Nach seinem Tode, in den letzten Jahrzehnten des 19. Jahrhunderts, erfolgte in der deutschen Malerei ein tiefer Bruch. Spätromantik und Biedermeier wurden durch Realismus und Impressionismus abgelöst. Hasenpflugs Abstieg in der öffentlichen Bewertung begann mit Max Jordan, der als Direktor der Königlichen Nationalgalerie in Berlin Hasenpflugs Werke nicht schätzte, und dem Künstler sogar malerische Qualitäten absprach. Dauerhaft wurde Hasenpflug durch die Jahrhundertausstellung von 1906 in Berlin aus dem öffentlichen Kunstinteresse verbannt. Die Veranstalter dieser Ausstellung ließen in ihre Rückschau auf die Kunst zwischen 1775 und 1875 in hohem Grade ihre persönlichen, vom Zeitgeist stark beeinflussten Bewertungen einfließen.
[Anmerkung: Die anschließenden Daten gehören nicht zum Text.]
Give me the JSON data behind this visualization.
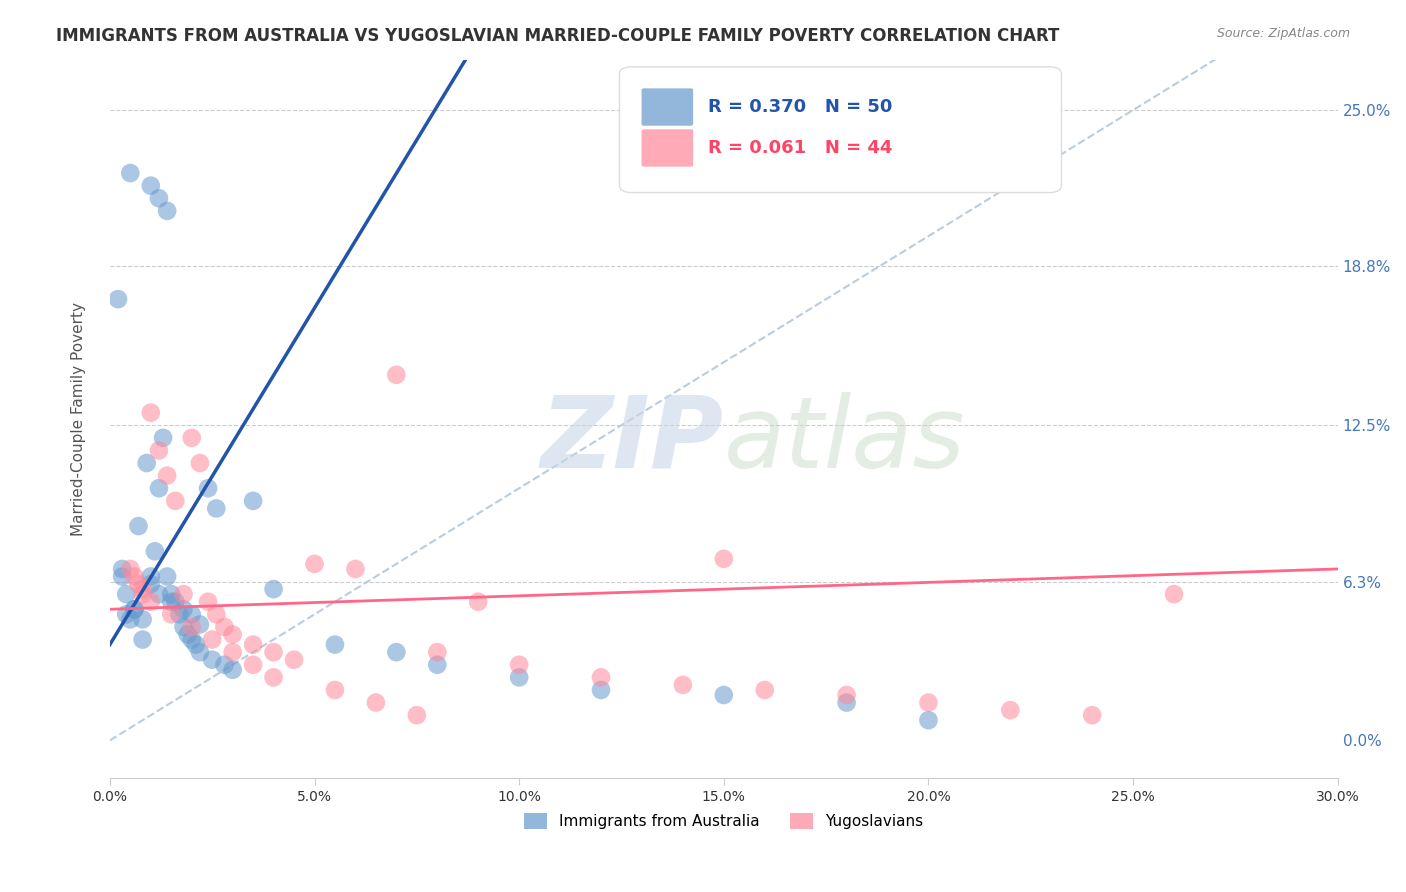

Vergessene Maler, wie damals auch Caspar David Friedrich, wurden wiederentdeckt und auf den Schild gehoben, andere wieder, und zu ihnen gehörte Carl Hasenpflug, für Jahrzehnte der Vergessenheit preisgegeben.
Das Andenken wurde fast ausschließlich nur noch in Halberstadt, seiner einstigen Wirkungsstätte, wachgehalten. Wir Heutigen sollten Carl Georg Adolf Hasenpflug um der Werke seiner ersten Schaffensperiode willen achten und sein Erbe als das eines Künstlers pflegen, der künstlerisch wie handwerklich- technisch die Architekturmalerei meisterlich beherrschte, so dass Zeitgenossen bereits ihn als beliebtesten und gesuchtesten Architekturmaler Norddeutschlands bezeichnen konnten.